# Clean Boom On Bucket Truck



## Sep (Aug 9, 2003)

I was just wondering what the best way to clean the boom on a bucket truck is? I cleaned mine today with a bucket of soap and water and could barely tell that i did anything when I was done.


----------



## Treeman14 (Aug 19, 2003)

I use the Purple Stuff mixed 50/50 with water and a big splash of liquid detergent. Scrub vigorously with a Scotch-Brite pad. Do small sections at a time and rinse often. Make sure you never use any type of steel wool as it would destroy the dielectric properties of the boom. On a similar note, if you ever paint the boom, never use lead based paint or metal flake for the same reason. It takes a lot of elbow grease to clean a nasty boom. I usually spend a good 2 - 4 hours about every six months or so.


----------



## sonny (Aug 22, 2003)

we always went to them drive thru truck washes. steem clean.


----------



## steevo (Aug 27, 2003)

I have had to call in a steam pressure washing company in the past. They do a great job, and while they are at it, they can do the rest of the truck. Plus, you can either drop off the truck to them, or have them come to you. For the money, it's really a good deal.


----------



## Lumberjack (Sep 23, 2003)

On the fiberglass bodies of our stump grinder we use a brown liquid called panel Clean. We dilute it in a spray tank and spray it on the fiberglass, let it sit and then hose it off. We don't use it on metal because it will fade the paint, but on glass it makes it brighter. Who knows why?

Carl


----------



## UNBforester (Oct 8, 2003)

I have to clean my Altec 58' once a month regardless of how dirty it is or not. It usually takes two men a little over an hour to clean just the fiberglass section and bucket. We use something called FORMULA FIVE cleaner (apprantly its aluminum polish) and a scotch brite pad. The residue is rubbed off with a spray bottle full of isopropyl (rubbing alcohol) and clean rag.

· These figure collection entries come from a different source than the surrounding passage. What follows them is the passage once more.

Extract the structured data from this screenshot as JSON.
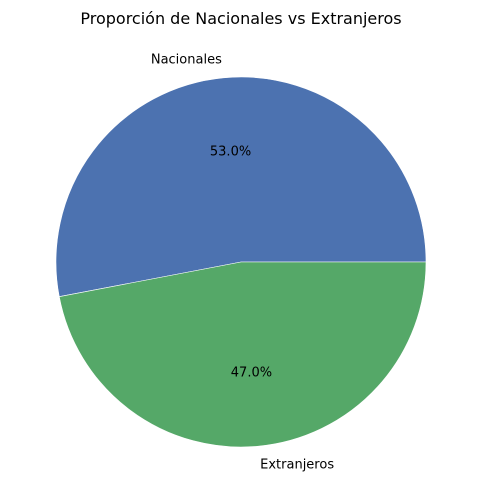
{
  "chart_data": {
    "type": "pie",
    "title": "Proporción de Nacionales vs Extranjeros",
    "labels": [
      "Nacionales",
      "Extranjeros"
    ],
    "values": [
      53.0,
      47.0
    ],
    "pct_labels": [
      "53.0%",
      "47.0%"
    ],
    "colors": [
      "#4c72b0",
      "#55a868"
    ],
    "start_angle_deg": 0,
    "direction": "counterclockwise"
  }
}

The results are fantastic and the di-electric properties are not affected. As a matter of fact I have to look foward to doing it tomorrow afternoon, I find out some more info on the cleaner if possible.

Later
Dave
Great Lakes Power Ltd.


----------



## Wolf66 (Oct 11, 2003)

On my AL 50 I use dish washer detergent and green or brown scuff pads. Be careful not to take of paint this way, but it is the fastest way I have found. I also repaint my boom once a year.


----------